Key Components of the Process

FDA action to either alter or revoke the GRAS status of salt would involve an established rulemaking process (see Appendix H) that would include, at a minimum, (1) public notice of proposed actions and a justification for the actions based on the available science, (2) an opportunity for public comment, and (3) a reasoned FDA response to the comments. Even prior to publishing such a proposal, FDA could publish an advanced notice of proposed rulemaking, commonly referred to as an ANPR, to outline its initial thinking and to gather information on key issues. These include but are not limited to relevant data ranging from technical processes to consumer behaviors. As part of the process, the agency could also hold public meetings, hearings, scientific consultations, or other dialogue as appropriate to resolve the GRAS status of added salt and determine the agency’s regulatory and policy approaches.

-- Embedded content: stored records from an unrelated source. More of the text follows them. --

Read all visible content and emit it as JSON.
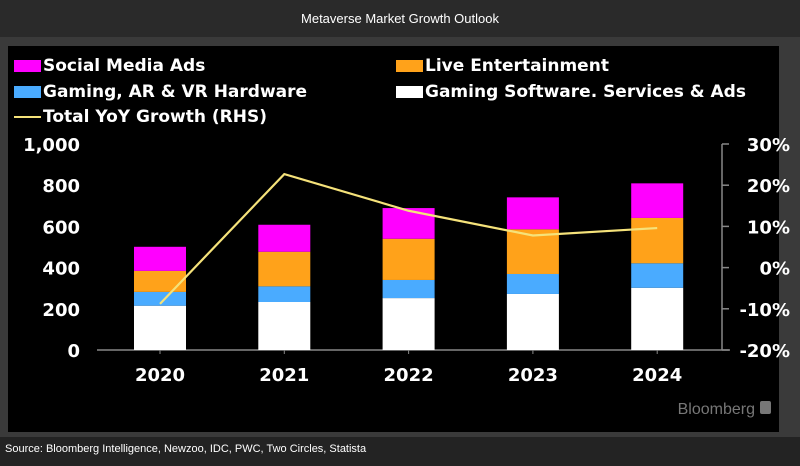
{
  "header": {
    "title": "Metaverse Market Growth Outlook"
  },
  "footer": {
    "source": "Source: Bloomberg Intelligence, Newzoo, IDC, PWC, Two Circles, Statista"
  },
  "watermark": "Bloomberg",
  "chart_data": {
    "type": "bar",
    "stacked": true,
    "categories": [
      "2020",
      "2021",
      "2022",
      "2023",
      "2024"
    ],
    "series": [
      {
        "name": "Gaming Software. Services & Ads",
        "color": "#ffffff",
        "values": [
          215,
          233,
          252,
          272,
          302
        ]
      },
      {
        "name": "Gaming, AR & VR Hardware",
        "color": "#4aabff",
        "values": [
          67,
          76,
          88,
          97,
          119
        ]
      },
      {
        "name": "Live Entertainment",
        "color": "#ffa21a",
        "values": [
          102,
          168,
          200,
          217,
          220
        ]
      },
      {
        "name": "Social Media Ads",
        "color": "#ff00ff",
        "values": [
          117,
          131,
          149,
          155,
          168
        ]
      }
    ],
    "line_series": {
      "name": "Total YoY Growth (RHS)",
      "color": "#f5e27a",
      "axis": "right",
      "values": [
        -8.8,
        22.7,
        13.8,
        7.8,
        9.6
      ]
    },
    "left_axis": {
      "ylim": [
        0,
        1000
      ],
      "ticks": [
        "0",
        "200",
        "400",
        "600",
        "800",
        "1,000"
      ]
    },
    "right_axis": {
      "ylim": [
        -20,
        30
      ],
      "ticks": [
        "-20%",
        "-10%",
        "0%",
        "10%",
        "20%",
        "30%"
      ]
    },
    "legend": {
      "placement": "top",
      "order": [
        "Social Media Ads",
        "Live Entertainment",
        "Gaming, AR & VR Hardware",
        "Gaming Software. Services & Ads",
        "Total YoY Growth (RHS)"
      ]
    },
    "grid": false
  }
}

In carrying out activities to alter or revoke salt’s GRAS status, FDA would have to address both scientific and policy questions, including the following:

  • The central question, which is predominantly scientific, is whether the current levels and uses of added salt satisfy the safety standard of “reasonable certainty of no harm” based on today’s science. In addressing this question, FDA would be expected to take into account, among other sources of information and scientific findings, the recommendations of and scientific advisory documents related to the Dietary Guidelines for Americans, which in 2005 established a recommendation of less than 2,300 mg/d of sodium for the general population and no more than 1,500 mg/d for those with hypertension, African Americans, and people middle-aged or older as appropriate upper limits to reduce the risk of elevated blood pressure. Dietary Reference Intakes for sodium as established by the Institute of Medicine (IOM) might also be relevant. Consistent with the provisions established in law (21 USC 348[c][5][B]), the agency would use a total population “exposure” approach for determining the safety of salt or sodium.